An art enthusiast, oriented towards the Western avant-grade in Paris, heir to the ancient Holkar family, Yeshwant Rao Holkar had the palace decorated by the architect Eckart Muthesius, of the same age, with technical and aesthetic refinements; darkly tinted and clear window panes in metal frames for regulating the light of day, the first air conditioning system in India, unusually simple furniture of wood and metal, pictorial carpets, lighting fixtures as light sculptures, walls treated in alternating colors, Para vents as cubist paintings in space. Art for living made a fairy tale palace of modernism in India come true.
Ruhlmann, Wassali Luckhardt, Micheal Dufet and Eileen gray are a few names from which the interior elements were sourced. The interiors of Manik Bagh featured both highly simplified, functional, serially produced furniture and more decorative, individual pieces in exotic materials in the high French style.
Another Art deco masterpiece, Umaid Bhawan, in Jodhpur was build by maharaja Umaid Singh between 1929 to 1944 as an employment project during the period of prolonged droughts. The palace architecture is a curious synthesis of Art Deco and indigenous architectural and decorative traditions.
The architectural detailing of Umaid Bhawan is principally Indian, but the clean lines and streamlined, cool treatment of sculptural elements are entirely Deco in style. Although there was a peek of Indian influence in the architecture, motifs, soft furnishings, murals and paintings visible in the Palace but the furniture and the interior still were a European statement.
However in viewing this style/movement under the lens today, replicating it or even following the same lines of design makes no sense. If art Deco in India has to be reinterpreted today, it’ll be of a little altered nature. The ability to assimilate and modernize local decorative traditions of the style can be very well used to design and re-design objects which stand for the “new” and the “modern” and yet have a flair of India in them.

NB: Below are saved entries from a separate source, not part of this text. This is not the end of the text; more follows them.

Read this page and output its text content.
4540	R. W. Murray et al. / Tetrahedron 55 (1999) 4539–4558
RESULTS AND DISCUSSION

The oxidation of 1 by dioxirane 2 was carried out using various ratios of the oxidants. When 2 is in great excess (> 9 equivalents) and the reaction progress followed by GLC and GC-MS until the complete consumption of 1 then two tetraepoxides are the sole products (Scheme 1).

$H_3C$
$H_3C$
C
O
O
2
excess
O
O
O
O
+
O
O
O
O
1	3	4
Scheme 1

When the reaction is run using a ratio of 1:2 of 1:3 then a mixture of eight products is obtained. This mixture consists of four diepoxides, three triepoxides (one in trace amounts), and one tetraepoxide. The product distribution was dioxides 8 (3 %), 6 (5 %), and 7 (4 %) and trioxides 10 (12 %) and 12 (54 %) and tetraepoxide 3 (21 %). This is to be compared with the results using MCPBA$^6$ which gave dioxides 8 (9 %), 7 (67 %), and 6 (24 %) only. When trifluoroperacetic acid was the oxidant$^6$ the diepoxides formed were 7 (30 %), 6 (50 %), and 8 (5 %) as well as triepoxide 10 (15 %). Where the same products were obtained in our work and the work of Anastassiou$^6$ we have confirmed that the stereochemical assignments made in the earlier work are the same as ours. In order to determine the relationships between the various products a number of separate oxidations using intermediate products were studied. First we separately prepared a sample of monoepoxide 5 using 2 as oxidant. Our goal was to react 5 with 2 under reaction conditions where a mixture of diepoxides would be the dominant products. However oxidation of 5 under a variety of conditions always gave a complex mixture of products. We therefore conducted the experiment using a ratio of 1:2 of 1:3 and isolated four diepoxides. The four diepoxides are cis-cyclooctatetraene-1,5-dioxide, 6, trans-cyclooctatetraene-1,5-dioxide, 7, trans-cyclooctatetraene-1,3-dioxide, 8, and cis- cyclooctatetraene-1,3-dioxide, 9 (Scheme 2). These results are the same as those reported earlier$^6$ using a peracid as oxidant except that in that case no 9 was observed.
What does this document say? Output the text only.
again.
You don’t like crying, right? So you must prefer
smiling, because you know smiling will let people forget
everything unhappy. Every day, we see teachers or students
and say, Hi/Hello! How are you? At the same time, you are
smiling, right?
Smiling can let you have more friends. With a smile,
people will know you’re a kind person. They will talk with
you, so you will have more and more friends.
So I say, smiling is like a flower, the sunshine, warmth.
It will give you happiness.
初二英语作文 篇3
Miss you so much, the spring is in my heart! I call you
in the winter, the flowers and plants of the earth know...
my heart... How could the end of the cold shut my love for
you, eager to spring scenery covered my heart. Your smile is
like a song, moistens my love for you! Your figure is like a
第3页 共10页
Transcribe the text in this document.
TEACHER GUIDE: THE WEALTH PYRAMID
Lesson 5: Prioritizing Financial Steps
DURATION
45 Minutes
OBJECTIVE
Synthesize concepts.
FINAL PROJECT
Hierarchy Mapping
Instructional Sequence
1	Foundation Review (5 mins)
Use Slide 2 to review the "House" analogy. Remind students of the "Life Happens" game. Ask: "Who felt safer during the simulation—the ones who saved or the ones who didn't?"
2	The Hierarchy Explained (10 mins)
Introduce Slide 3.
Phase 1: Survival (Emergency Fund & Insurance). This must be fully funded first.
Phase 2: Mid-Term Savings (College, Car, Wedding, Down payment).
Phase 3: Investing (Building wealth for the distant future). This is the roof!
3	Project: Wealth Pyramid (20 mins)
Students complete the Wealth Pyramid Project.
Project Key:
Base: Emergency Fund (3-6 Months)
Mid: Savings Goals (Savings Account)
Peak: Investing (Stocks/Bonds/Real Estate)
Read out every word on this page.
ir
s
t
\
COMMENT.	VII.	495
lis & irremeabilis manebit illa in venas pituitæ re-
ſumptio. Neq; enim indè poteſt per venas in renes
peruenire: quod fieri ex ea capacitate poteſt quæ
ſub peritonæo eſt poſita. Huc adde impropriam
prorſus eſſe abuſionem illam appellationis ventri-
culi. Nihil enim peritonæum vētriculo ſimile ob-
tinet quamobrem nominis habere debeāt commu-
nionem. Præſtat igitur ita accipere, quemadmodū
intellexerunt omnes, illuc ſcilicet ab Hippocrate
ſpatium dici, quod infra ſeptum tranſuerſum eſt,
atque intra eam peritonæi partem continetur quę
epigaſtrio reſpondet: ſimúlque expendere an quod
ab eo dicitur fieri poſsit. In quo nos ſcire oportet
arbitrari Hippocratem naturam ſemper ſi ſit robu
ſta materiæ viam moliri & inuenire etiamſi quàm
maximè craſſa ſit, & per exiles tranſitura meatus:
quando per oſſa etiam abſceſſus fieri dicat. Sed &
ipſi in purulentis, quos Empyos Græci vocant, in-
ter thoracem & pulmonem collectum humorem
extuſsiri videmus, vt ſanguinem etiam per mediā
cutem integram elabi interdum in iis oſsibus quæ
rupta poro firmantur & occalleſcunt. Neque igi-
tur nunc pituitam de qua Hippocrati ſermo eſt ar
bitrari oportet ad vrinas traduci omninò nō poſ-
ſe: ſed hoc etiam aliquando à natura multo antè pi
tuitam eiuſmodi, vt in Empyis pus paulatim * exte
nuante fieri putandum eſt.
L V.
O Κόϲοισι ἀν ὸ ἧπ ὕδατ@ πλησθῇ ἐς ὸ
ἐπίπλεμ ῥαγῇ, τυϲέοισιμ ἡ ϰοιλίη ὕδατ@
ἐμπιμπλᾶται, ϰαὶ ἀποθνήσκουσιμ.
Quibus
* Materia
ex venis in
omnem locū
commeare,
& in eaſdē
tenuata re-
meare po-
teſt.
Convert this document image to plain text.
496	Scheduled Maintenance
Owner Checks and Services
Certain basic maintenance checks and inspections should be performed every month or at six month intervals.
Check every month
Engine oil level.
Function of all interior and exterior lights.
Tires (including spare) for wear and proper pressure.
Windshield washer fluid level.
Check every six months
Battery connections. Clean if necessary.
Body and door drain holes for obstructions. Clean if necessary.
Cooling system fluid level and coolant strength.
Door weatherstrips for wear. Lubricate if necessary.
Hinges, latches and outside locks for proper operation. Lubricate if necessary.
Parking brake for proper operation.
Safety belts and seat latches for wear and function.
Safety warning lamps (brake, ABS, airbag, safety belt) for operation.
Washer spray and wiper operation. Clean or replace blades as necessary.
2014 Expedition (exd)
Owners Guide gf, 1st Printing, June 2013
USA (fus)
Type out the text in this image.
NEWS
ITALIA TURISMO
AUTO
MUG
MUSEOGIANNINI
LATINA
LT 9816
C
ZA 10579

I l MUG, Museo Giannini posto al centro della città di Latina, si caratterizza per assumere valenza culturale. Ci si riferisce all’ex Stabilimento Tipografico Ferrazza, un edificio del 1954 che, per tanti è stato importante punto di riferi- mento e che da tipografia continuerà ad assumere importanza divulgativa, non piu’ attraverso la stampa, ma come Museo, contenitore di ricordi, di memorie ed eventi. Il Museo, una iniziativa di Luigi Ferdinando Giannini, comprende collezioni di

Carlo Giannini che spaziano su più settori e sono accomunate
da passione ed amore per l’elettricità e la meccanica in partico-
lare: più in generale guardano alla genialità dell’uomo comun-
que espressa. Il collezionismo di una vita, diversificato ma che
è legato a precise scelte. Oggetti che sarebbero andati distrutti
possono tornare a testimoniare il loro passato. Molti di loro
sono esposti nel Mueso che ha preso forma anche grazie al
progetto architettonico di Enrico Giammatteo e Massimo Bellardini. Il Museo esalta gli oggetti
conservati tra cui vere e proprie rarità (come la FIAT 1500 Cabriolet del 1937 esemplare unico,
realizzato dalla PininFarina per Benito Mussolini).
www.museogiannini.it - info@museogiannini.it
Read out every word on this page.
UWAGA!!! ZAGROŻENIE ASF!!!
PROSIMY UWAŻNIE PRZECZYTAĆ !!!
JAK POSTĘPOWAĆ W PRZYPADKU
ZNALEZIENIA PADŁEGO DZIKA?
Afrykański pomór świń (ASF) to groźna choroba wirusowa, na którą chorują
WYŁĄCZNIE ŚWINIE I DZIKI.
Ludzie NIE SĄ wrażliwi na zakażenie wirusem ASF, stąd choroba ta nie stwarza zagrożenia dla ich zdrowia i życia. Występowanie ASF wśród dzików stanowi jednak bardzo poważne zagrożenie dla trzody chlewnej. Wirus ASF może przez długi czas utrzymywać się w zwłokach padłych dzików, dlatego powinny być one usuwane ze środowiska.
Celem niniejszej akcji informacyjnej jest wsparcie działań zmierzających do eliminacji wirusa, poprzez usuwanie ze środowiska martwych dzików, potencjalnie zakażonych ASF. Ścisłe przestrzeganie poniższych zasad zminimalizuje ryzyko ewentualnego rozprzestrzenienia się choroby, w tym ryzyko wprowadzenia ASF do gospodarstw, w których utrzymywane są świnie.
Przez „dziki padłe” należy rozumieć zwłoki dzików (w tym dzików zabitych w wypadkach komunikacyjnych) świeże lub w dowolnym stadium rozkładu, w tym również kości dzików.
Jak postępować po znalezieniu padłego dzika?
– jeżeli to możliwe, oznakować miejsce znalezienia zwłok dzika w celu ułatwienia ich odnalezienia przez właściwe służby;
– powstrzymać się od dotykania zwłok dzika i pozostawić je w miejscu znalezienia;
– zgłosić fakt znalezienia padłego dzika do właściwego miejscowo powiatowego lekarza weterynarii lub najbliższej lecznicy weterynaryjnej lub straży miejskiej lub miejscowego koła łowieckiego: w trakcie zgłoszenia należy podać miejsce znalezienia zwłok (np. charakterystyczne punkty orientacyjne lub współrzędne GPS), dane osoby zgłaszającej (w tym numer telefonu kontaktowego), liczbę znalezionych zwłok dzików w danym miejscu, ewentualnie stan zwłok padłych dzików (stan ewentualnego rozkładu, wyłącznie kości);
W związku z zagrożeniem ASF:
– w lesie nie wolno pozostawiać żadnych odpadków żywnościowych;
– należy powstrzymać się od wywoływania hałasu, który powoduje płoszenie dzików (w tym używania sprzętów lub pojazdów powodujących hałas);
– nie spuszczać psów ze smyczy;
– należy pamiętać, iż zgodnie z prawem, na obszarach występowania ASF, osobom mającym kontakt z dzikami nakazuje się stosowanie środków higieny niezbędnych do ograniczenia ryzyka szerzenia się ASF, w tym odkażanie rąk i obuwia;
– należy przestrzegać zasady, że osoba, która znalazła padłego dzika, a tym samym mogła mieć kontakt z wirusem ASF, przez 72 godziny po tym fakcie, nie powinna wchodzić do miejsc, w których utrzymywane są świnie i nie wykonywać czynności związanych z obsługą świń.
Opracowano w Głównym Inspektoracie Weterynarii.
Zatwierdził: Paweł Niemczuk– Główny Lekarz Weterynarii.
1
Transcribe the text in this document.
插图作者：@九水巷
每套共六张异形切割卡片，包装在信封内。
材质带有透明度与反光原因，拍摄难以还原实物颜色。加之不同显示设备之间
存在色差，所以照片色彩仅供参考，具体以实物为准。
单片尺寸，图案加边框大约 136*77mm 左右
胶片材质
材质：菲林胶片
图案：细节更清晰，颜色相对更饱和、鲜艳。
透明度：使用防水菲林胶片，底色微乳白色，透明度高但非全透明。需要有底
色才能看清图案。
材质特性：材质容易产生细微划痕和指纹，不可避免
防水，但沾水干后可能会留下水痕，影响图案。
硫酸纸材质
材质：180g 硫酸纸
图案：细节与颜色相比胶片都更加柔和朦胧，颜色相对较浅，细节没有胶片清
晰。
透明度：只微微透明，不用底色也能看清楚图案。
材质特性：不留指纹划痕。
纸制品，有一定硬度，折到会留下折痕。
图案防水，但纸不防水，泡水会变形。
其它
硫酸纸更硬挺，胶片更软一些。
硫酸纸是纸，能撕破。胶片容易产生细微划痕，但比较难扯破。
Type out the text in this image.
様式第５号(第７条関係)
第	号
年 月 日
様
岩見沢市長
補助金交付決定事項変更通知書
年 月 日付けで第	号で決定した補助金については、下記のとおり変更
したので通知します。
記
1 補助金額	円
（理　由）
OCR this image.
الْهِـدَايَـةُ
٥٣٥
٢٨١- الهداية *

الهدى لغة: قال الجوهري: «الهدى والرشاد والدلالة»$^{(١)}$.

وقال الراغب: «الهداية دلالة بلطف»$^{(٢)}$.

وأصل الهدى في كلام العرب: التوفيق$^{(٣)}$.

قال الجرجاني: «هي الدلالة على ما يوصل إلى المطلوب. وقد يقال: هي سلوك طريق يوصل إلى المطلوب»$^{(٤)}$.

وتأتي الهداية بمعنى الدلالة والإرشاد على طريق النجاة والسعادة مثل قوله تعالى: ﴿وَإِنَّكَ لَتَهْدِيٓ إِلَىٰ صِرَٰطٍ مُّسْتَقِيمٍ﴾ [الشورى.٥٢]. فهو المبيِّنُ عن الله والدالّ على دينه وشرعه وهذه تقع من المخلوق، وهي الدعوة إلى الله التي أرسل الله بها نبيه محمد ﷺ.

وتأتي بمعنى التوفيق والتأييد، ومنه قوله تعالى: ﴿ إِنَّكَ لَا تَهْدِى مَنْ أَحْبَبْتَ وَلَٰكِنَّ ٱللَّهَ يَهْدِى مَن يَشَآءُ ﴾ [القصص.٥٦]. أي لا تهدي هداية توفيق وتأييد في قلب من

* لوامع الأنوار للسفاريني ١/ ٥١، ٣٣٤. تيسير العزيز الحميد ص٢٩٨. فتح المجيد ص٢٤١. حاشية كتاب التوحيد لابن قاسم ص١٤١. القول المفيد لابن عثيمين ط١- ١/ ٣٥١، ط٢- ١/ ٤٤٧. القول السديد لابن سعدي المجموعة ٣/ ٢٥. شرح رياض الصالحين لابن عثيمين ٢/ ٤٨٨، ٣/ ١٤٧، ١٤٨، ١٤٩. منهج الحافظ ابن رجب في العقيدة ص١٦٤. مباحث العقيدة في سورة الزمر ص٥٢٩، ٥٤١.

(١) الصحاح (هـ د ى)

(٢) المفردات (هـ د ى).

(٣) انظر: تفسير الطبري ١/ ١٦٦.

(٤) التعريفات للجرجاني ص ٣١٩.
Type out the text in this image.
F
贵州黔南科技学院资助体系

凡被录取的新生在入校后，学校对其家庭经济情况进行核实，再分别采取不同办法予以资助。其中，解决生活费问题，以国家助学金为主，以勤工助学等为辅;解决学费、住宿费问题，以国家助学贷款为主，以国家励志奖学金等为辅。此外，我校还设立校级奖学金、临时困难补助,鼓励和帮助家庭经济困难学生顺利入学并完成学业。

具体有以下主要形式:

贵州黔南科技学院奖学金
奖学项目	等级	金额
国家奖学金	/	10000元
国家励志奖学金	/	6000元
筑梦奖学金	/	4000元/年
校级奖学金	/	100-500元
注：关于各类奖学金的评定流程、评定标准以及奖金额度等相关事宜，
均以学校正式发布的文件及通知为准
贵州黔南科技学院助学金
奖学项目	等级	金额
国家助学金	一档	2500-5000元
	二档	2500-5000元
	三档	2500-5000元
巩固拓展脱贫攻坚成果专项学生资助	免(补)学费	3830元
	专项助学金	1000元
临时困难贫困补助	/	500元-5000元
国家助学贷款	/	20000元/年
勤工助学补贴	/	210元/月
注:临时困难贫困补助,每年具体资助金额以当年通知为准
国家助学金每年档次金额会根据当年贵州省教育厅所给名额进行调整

In the spirit of the Deco for the search of the “modernistic,” receptive to changing times, yet respecting the traditions and techniques of the past- the new Indo-deco derives itself from the luxuriant and elegant French taste but transformed by regional influences. The style is for the modern Indian house, following the French Deco traditions- clean lines, restrained stylized decorations and simplistic. The Indianess of the furniture comes from the form, technique or the materials that India has to provide.”